Alphabet, known for its rapid personnel expansions, has exercised caution in response to the macroeconomic environment, saying it will slow hiring for the rest of the year and put a priority on the roles it needs.

Shares of Alphabet rose 2 percent in after-hours trading.

Ruth Porat, Alphabet’s chief financial officer, had warned that growth may appear more modest because of unfavorable comparisons in the second quarter. In the previous spring, financial results heralded a recovery in comparison with the early days of the pandemic, when advertisers were spooked. The most recent quarter also reflected the company’s decision to halt business in Russia because of the war. In 2021, Russia contributed 1 percent to Google’s total revenue.

Despite the slowdown, the company’s search engine remains a crucial gateway to the internet, letting it sell billions in ads as long as people continue using its services. It owns the most popular destination for online videos, YouTube, whose ad revenue grew 5 percent in the three months that ended on June 30, to $7.3 billion.

The company’s search ads grew 13.5 percent, proving more resilient than YouTube, which Google has said was affected by Apple’s app privacy changes.

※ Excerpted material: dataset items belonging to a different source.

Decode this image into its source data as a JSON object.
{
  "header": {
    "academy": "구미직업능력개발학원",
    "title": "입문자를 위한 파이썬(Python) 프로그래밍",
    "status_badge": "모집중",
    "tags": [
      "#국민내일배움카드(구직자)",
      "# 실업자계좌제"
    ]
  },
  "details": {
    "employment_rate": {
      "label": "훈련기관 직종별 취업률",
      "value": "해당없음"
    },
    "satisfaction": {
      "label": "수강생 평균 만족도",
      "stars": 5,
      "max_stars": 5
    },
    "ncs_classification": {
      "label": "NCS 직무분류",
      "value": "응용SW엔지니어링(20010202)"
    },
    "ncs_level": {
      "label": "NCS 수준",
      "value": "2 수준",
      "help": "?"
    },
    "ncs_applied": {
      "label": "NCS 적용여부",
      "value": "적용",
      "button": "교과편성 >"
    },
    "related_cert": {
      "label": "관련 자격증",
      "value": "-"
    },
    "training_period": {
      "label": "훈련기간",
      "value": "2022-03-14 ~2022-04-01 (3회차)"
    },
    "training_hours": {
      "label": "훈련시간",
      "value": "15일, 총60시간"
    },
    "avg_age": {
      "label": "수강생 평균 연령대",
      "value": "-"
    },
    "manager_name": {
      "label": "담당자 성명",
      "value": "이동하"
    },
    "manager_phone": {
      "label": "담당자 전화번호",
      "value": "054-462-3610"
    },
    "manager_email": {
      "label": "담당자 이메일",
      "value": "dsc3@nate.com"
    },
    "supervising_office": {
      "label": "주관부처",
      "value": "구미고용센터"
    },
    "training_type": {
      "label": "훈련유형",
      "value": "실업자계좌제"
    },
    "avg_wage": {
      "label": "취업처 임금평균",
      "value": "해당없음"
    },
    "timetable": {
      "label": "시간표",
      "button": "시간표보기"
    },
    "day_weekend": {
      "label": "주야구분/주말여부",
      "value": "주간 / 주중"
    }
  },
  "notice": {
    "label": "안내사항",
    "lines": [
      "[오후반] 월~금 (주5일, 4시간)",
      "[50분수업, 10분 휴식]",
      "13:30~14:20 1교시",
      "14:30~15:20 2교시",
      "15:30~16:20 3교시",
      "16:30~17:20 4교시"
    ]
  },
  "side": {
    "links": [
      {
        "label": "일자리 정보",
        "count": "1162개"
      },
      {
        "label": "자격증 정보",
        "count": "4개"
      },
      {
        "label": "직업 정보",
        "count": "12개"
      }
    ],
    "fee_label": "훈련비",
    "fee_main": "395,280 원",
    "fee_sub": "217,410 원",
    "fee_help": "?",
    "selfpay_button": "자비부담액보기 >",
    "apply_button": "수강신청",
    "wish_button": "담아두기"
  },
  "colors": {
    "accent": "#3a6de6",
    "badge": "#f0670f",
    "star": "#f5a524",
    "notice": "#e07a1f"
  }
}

Alphabet said it now had 174,014 employees, an increase of more than 10,000 from the figure it reported in April. Like many of its peers, the company has since said it will slow hiring because of a weakening economic landscape.

Google’s cloud computing unit posted a 36 percent increase in revenue, though it lost $858 million in the second quarter. A year earlier, the division posted a loss of $591 million. The unit still lags behind rival services from Amazon and Microsoft.